An American institute develops a system for the cybersecurity of military vehicles
The Southwest Research Institute (SwRI) in Texas has developed a new intrusion detection system (IDS) to protect military ground vehicles from cybersecurity attacks.
Developed in collaboration with the US Army Ground Vehicle Systems Center, the new IDS technology uses algorithms and fingerprints to detect any anomalies in the communication systems on board combat vehicles on the ground.
The system algorithms will transmit information via CAN (Controller Area Network) protocol to identify an unknown or invalid node connected to the vehicle network.
“A cyber attack could potentially send erroneous information via the CAN protocol to alter or hinder the operations of a vehicle”, engineer SwRI Jonathan wolford noted in a press release. âAn attack on multiple connected vehicles could have disastrous effects. “
In an attempt to better understand the characteristics of the new system, SwRI performed a test to maximize the baseline data of the system. The test showed that the intrusion system accurately identified messages sent from unauthorized nodes and spurious messages sent from valid nodes.

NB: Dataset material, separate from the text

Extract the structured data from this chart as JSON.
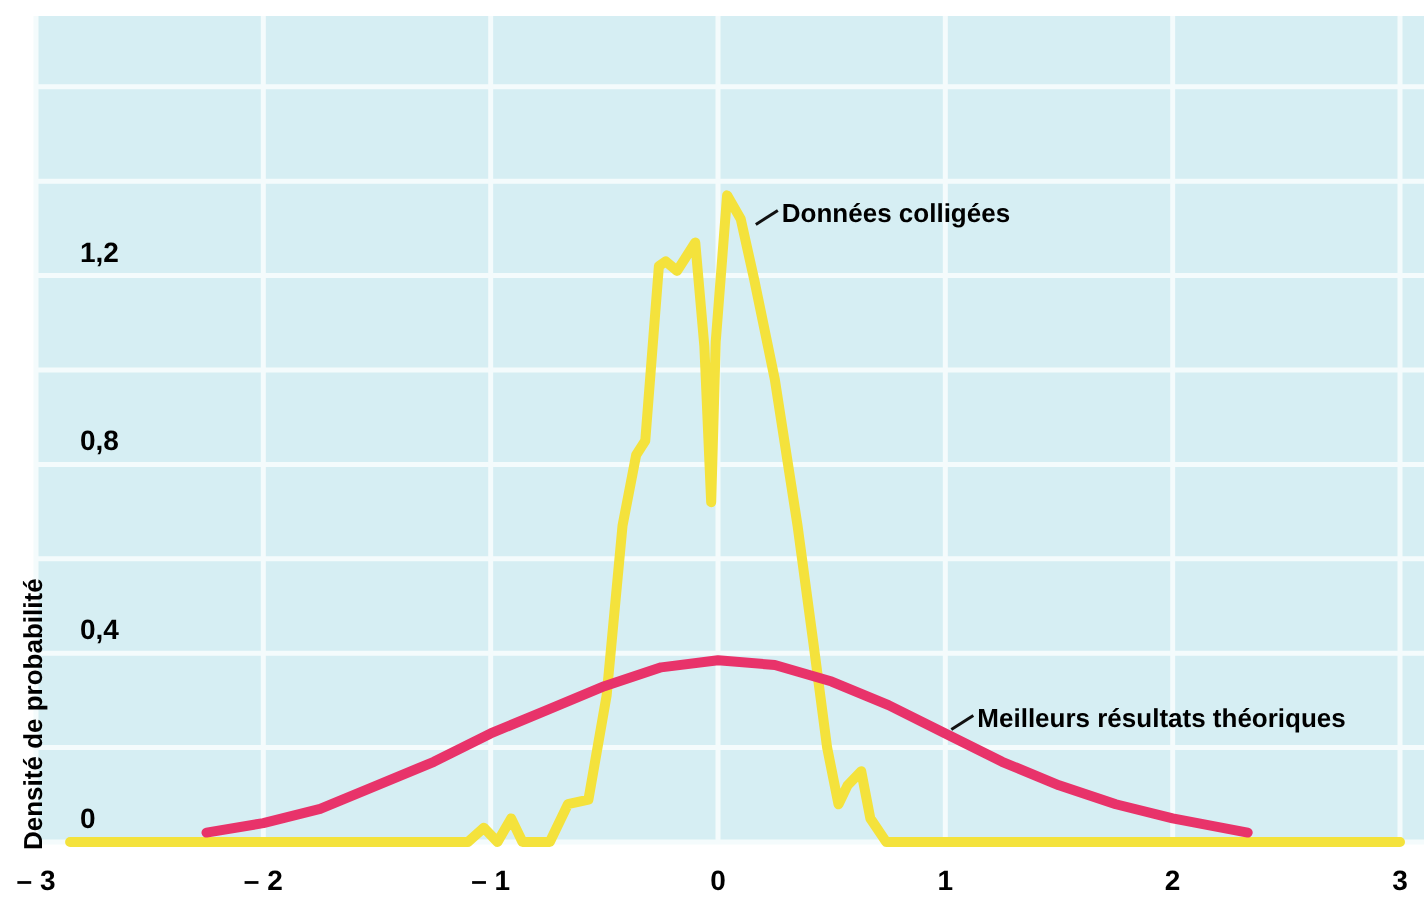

The developers also revealed that they had injected fake data into the system; however, algorithms quickly flagged suspicious information, proving that IDS technology can identify and protect against threats.
âThese attacks are theoretically easier for bad actors who have physical access to a vehicle, but vehicles are also vulnerable to wireless attacks,â said another engineer from SwRI. Peter Moldenhauer explained, adding that the system is designed to build cyber resilience for more connected and automated vehicle networks.
Although IDS technology was originally designed for military vehicles, the institute said it could also be incorporated into passenger cars and commercial vehicles.